Grappo: While Saudis, not to mention many in the West, may disapprove of MbS’s methods, few within the Kingdom will lament the decline of the influence of the Kingdom’s clerical class. For far too long, Saudi citizens, most especially younger Saudis, have felt that clerics have held much too strong a grip on their lives. While still comparatively devout Muslims, Saudis want to see their nation join the ranks of the international community in economics, culture, technology and education. The clerics, in their minds, have held them back. So, taking them down a few notches is more likely to be seen by under-40 Saudis as welcome and worthy of their support. The danger, however, is in MbS’s methods, some of which have also been applied to Saudis allegedly involved in corruption or in opposition politics.
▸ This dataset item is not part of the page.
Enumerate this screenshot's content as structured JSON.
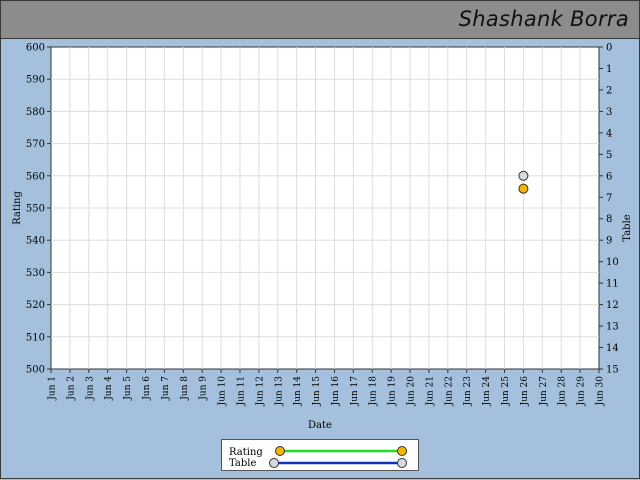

Going after perceived political opponents as MbS has done recently risks alienating the very class of Saudis that MbS wishes to court with his economic and social reforms, including actions against clerics. A policy that’s seen as a nationwide “purge” of those appearing to threaten MbS’s personal authority, as opposed to that of the Kingdom or the House of Saud, can only reinforce doubts about the new direction of Saudi Arabia under MbS and potentially even suggest that the authority of the clerics has been traded for the outsized will of Mohammed bin Salman.
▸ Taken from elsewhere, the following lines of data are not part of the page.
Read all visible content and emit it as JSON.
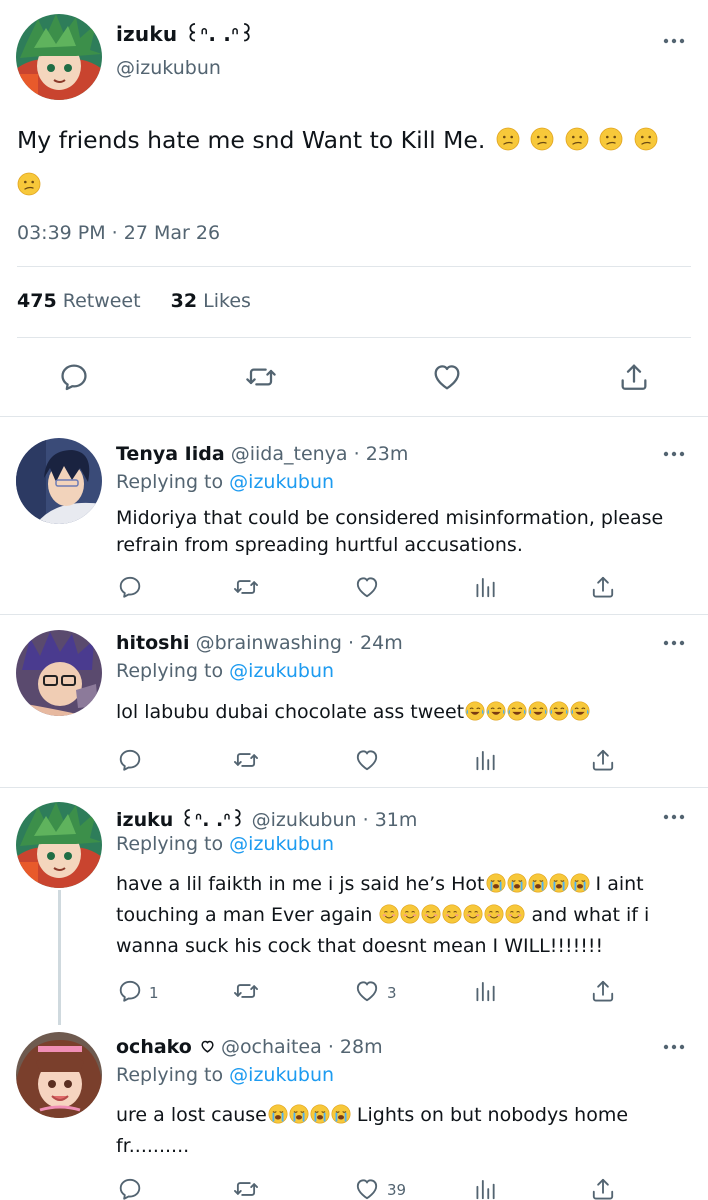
{
  "main_tweet": {
    "name": "izuku ꒰ᐢ. .ᐢ꒱",
    "handle": "@izukubun",
    "text": "My friends hate me snd Want to Kill Me.",
    "emoji": "confused-face",
    "timestamp": "03:39 PM · 27 Mar 26",
    "retweet_count": "475",
    "retweet_label": "Retweet",
    "likes_count": "32",
    "likes_label": "Likes"
  },
  "replies": [
    {
      "name": "Tenya Iida",
      "handle": "@iida_tenya",
      "time": "· 23m",
      "replying_prefix": "Replying to",
      "replying_to": "@izukubun",
      "text": "Midoriya that could be considered misinformation, please refrain from spreading hurtful accusations.",
      "reply_count": "",
      "like_count": ""
    },
    {
      "name": "hitoshi",
      "handle": "@brainwashing",
      "time": "· 24m",
      "replying_prefix": "Replying to",
      "replying_to": "@izukubun",
      "text": "lol labubu dubai chocolate ass tweet",
      "emoji": "face-with-tears-of-joy",
      "reply_count": "",
      "like_count": ""
    },
    {
      "name": "izuku ꒰ᐢ. .ᐢ꒱",
      "handle": "@izukubun",
      "time": "· 31m",
      "replying_prefix": "Replying to",
      "replying_to": "@izukubun",
      "text_part1": "have a lil faikth in me i js said he’s Hot",
      "text_part2": "I aint touching a man Ever again",
      "text_part3": "and what if i wanna suck his cock that doesnt mean I WILL!!!!!!!",
      "emoji_a": "loudly-crying-face",
      "emoji_b": "smiling-face-with-smiling-eyes",
      "reply_count": "1",
      "like_count": "3"
    },
    {
      "name": "ochako",
      "name_icon": "heart-outline",
      "handle": "@ochaitea",
      "time": "· 28m",
      "replying_prefix": "Replying to",
      "replying_to": "@izukubun",
      "text_part1": "ure a lost cause",
      "text_part2": "Lights on but nobodys home fr..........",
      "emoji": "loudly-crying-face",
      "reply_count": "",
      "like_count": "39"
    }
  ],
  "colors": {
    "text": "#0f1419",
    "secondary": "#536471",
    "link": "#1d9bf0",
    "divider": "#e1e6ea"
  }
}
The Cipher Brief: Within the next 12 months, what is your estimation of the likely outcome and/or progression of the Qatar-Gulf crisis and what will Saudi Arabia’s role in that crisis be?
Grappo: Saudi Arabia will continue to lead the opposition among several GCC states – the UAE and Bahrain as well as Egypt – to Qatar, further fracturing what had been the Arab world’s most effective and cohesive alliance. As has already been happening, it will drive Doha closer to Tehran, while still maintaining a necessary security relationship with Washington. And it will no doubt draw Muscat and Kuwait closer into Tehran’s orbit as well. Washington’s apparently ineffective action (or inaction) in the crisis is not only mystifying but also unwise. As in the Yemeni civil war, the Hariri kidnapping and recent Ottawa-Riyadh flair-up, the Saudis in general and MbS in particular have been acting “without a net,” i.e., without America’s counsel. And they’re making strategically bad mistakes. Handing the Saudis a regional security/foreign policy blank check serves neither the Kingdom’s interests nor those of the US. Tragically, these crises may speak to this administration’s inexperience with and attendant low estimation of the value of diplomacy and the Kingdom’s concomitant turn away from diplomacy and the strong consultative relationship that have characterized previous Saudi monarchs’ policies. A quiet, concerted, firm and clear diplomatic initiative on the part of the US could still salvage this valuable Gulf alliance. But time is getting short. The parties are moving further apart, creating unstable divisions within the region and opportunities for exploitation by Tehran.